Results: CANs do not express the TRPV1 receptor; therefore, they survive following RTX injection. RTX treatment resulted in a significant decrease in TRPV1 expressing neurons in the colon and immunohistochemical analysis revealed no change in peptide or receptor expression in CANs following RTX lesioning as compared to control data. Behavioral studies determined that both inflamed non-RTX and RTX animals showed a decrease in balloon pressure threshold as compared to controls. Immunohistochemical analysis demonstrated that the NR1 cassettes, N1 and C1, of the NMDA receptor on CANs were up-regulated following inflammation. Furthermore, inflammation resulted in the activation of the PAR2 receptors expressed on CANs.
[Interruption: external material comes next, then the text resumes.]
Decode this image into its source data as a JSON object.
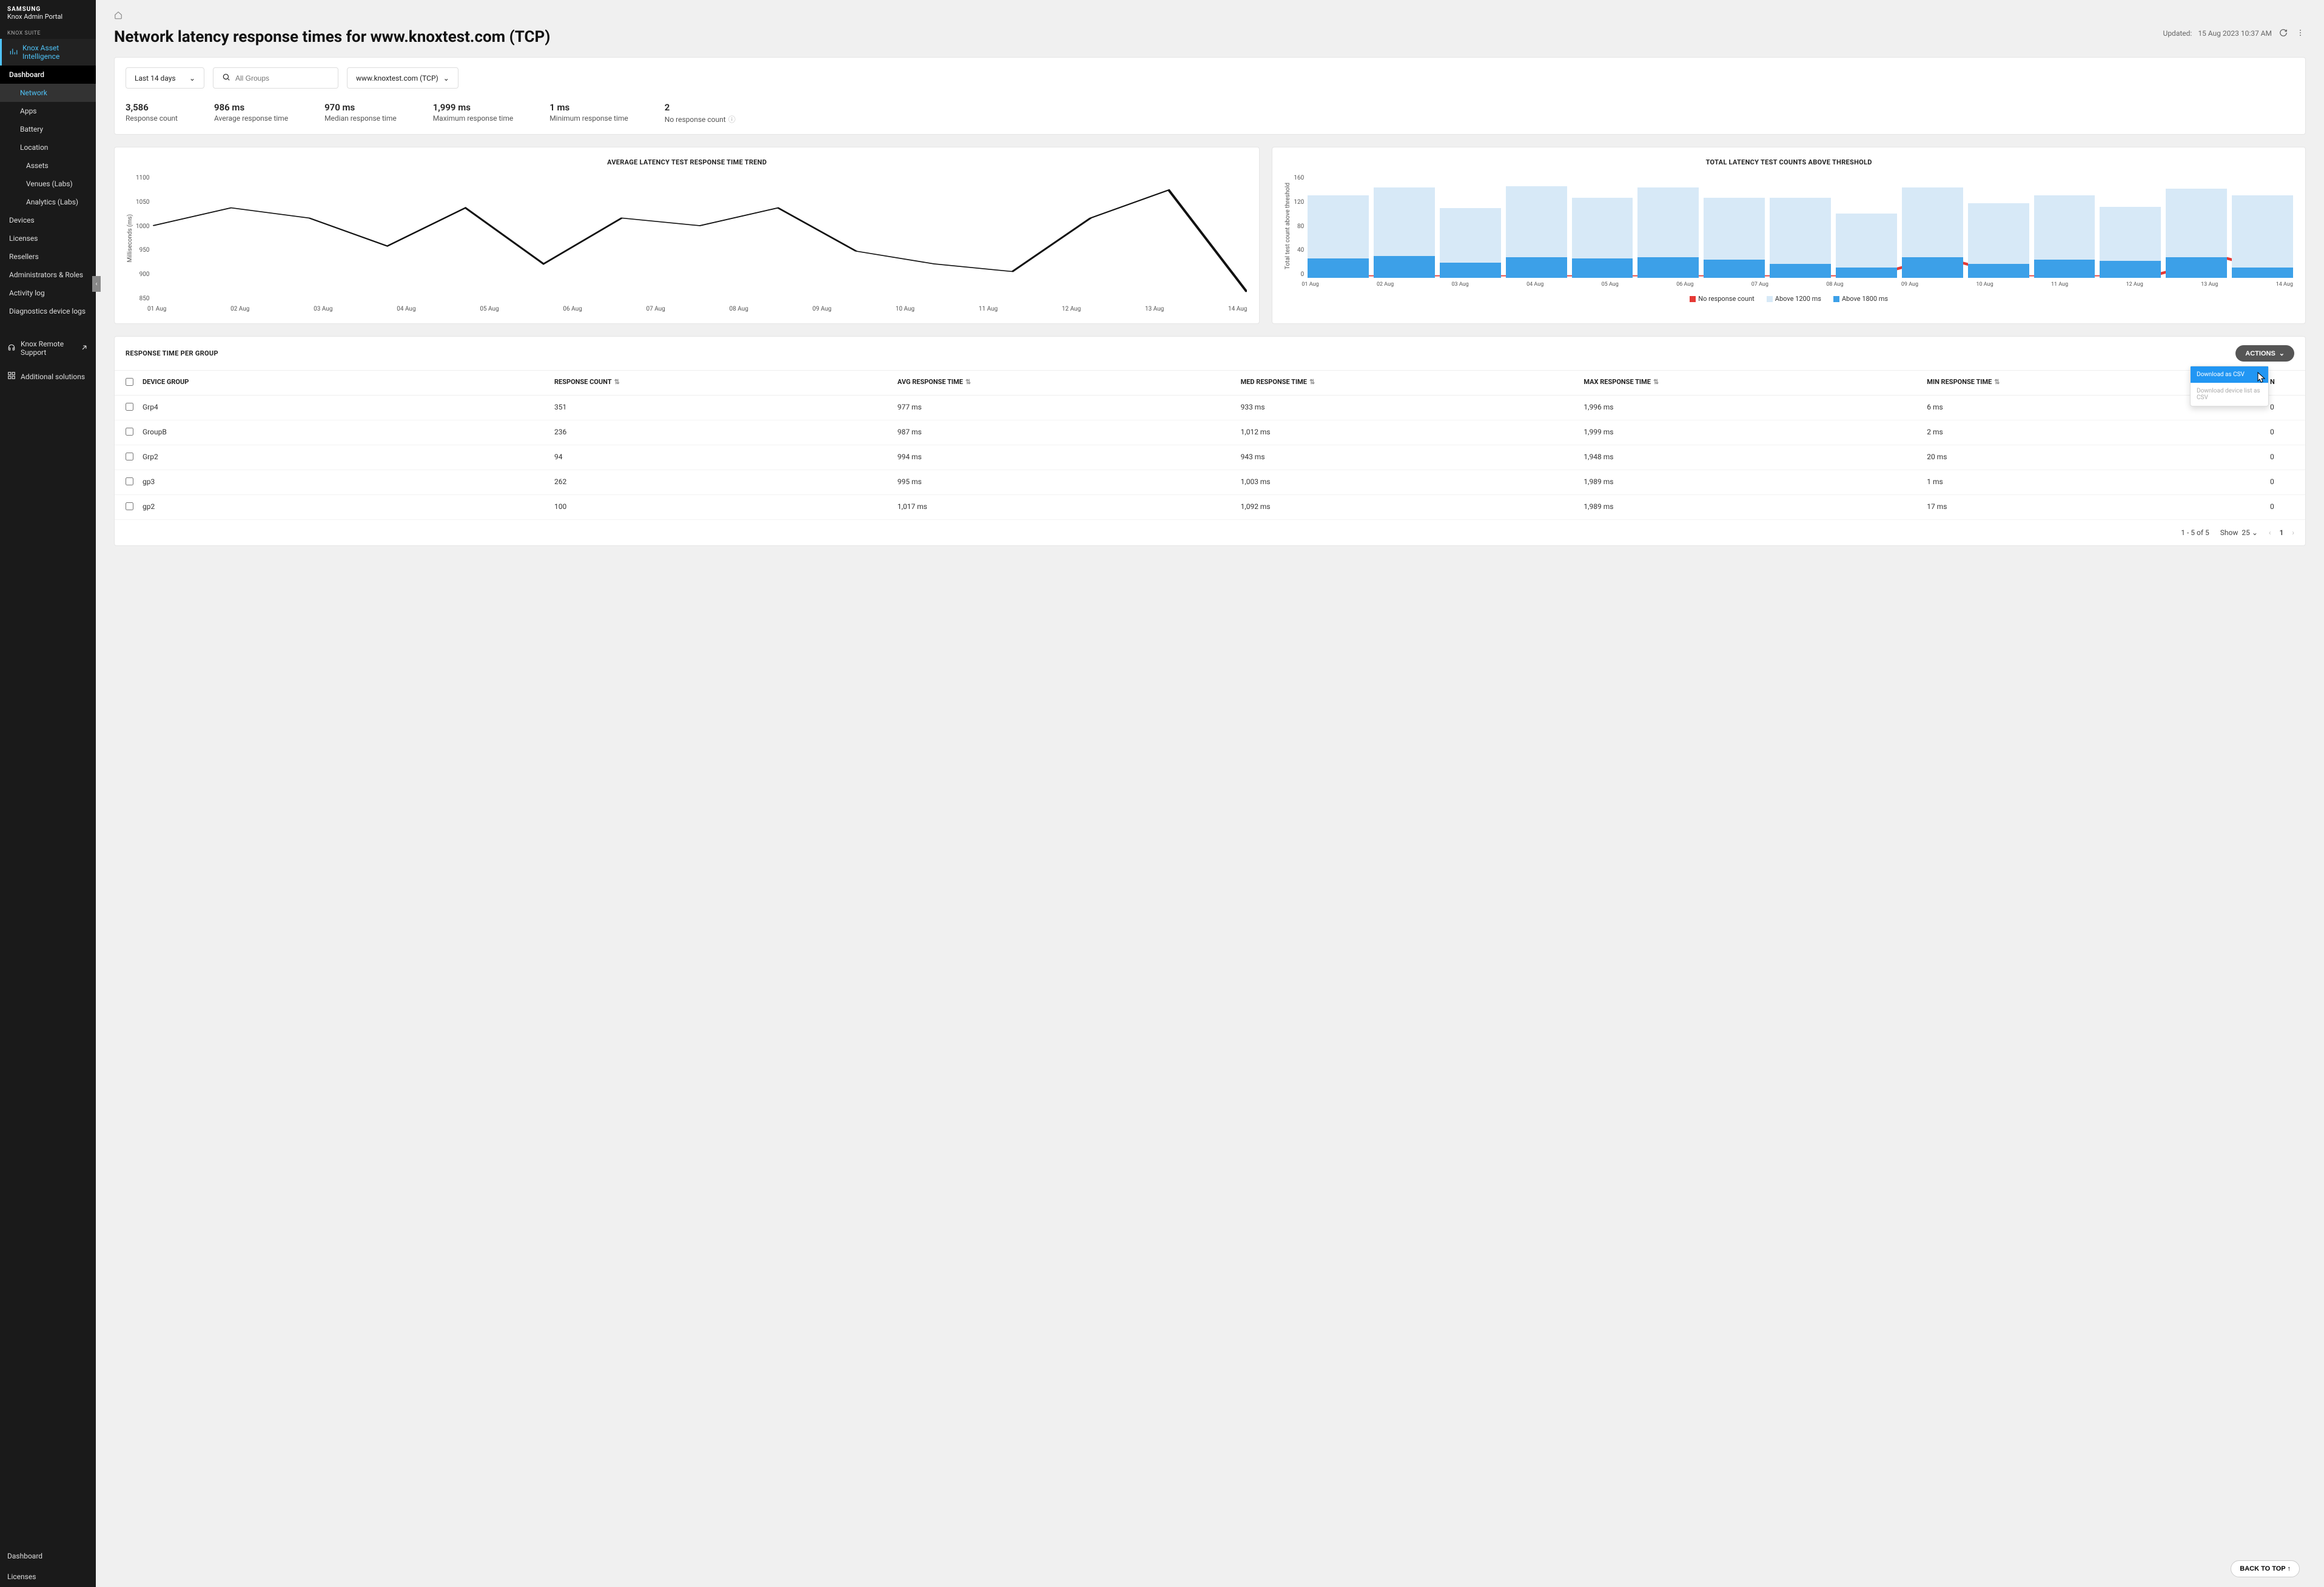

Conclusion: Our data show that inflammation causes an up-regulation of the NMDA receptor and the activation of the PAR2 receptor expressed on CANs. These changes are associated with a decrease in balloon pressure in response to colorectal distension in non-RTX and RTX lesioned animals. Therefore, these data suggest that CANs contribute to visceral hypersensitivity during inflammation.

Figure 1

CANs express TTX-resistant sodium channel Na_v1.9. Photomicrographs of DiI labelled neurons in the submucosal plexus of colon showing co-localization with known nociceptive sodium channel Na_v1.9. Scale bars = 20 μm.

Figure 2

Expression of the TRPV1 receptor is eliminated following treatment with RTX. Photomicrographs of DiI and TRPV1 expression in control(a') and RTX(a") lesioned rats in submucosal plexus of the colon. RTX results in a decrease in the expression of TRPV1 labeling in the colon. Photomicrographs that show a decrease in both DiI and TRPV1 expression in lumbosacral DRG neurons(b") as compared to controls(b'). (c) Immunohistochemical characterization of CANs following RTX lesioning showed no change in peptide and receptor expression as compared to controls. RTX results in a decrease in the expression of TRPV1 labeling in thoracolumbar DRG neurons (e). Scale bars = 20 μm(a) and 50 μm(b, e).

Figure 3

Colonic innervation from lumbosacral DRG neurons is reduced following RTX treatment. (a)Application of the retrograde tracer DiI into the colon wall revealed a 70% decrease in the number of DRG neurons that innervate colon as compared to controls (control 87 ± 12;RTX 26 ± 6;n = 5, p < 0.001). DiI neurons no longer co-localized with the TRPV1 receptor(b) (p < 0.0001) or the PAR2 receptor(c) (p < 0.0001) following RTX lesioning. However, there was no change in the expression of the NK1 receptor (d). Scale bars = 50 μm.

Figure 4

TNBS induced visceral but not somatic hypersensitivity is still present following RTX treatment. The presence of inflammation was seen in animals 14 days post-TNBS inflammation as shown by infiltration of neutrophils in the lamina propria, an increase in mast cells and mucosal ulceration (a). Fourteen days post-inflammation resulted in a decrease in balloon threshold for both Non-RTX and RTX animals. However, a decrease in peripheral mechanical threshold was seen in non-RTX animals but not RTX animals (b).

Figure 5

NMDA receptor expression on CANs increases following TNBS-induced inflammation. The NMDA receptor NR1 cassettes N1 (a) and C1(c) are up-regulated in DiI labelled neurons 14 days post-inflammation. N1 co-localization increased 50% (70% ± 3.3) as compared to controls (10% ± 1.145;p < 0.0001) (b). Where as C1 co-localization increased 51% (59.8% ± 1.7) as compared to controls (8% ± 8.6;p < 0.001) (d). Scale bars = 20 μm.

Figure 6

Activation of the PAR2 receptor expressed on CANs following TNBS induced inflammation. Approximately 40% of CANs expressing the PAR2 receptor are activated following inflammation as shown by an antibody that detects the N-terminal end of the PAR2 receptor (a, b) (p < 0.0003). Typical RT-PCR products for PAR2 (598 bp) and GAPDH (720 bp) (c). RT-PCR analysis revealed that mRNA expression of PAR2 does not change due to TNBS induced inflammation as compared to controls (c, d). A 60% decrease in the co-localization of SP expressed on CANs was seen following inflammation as compared to controls (p < 0.0008) (e). Scale bars = 20 μm.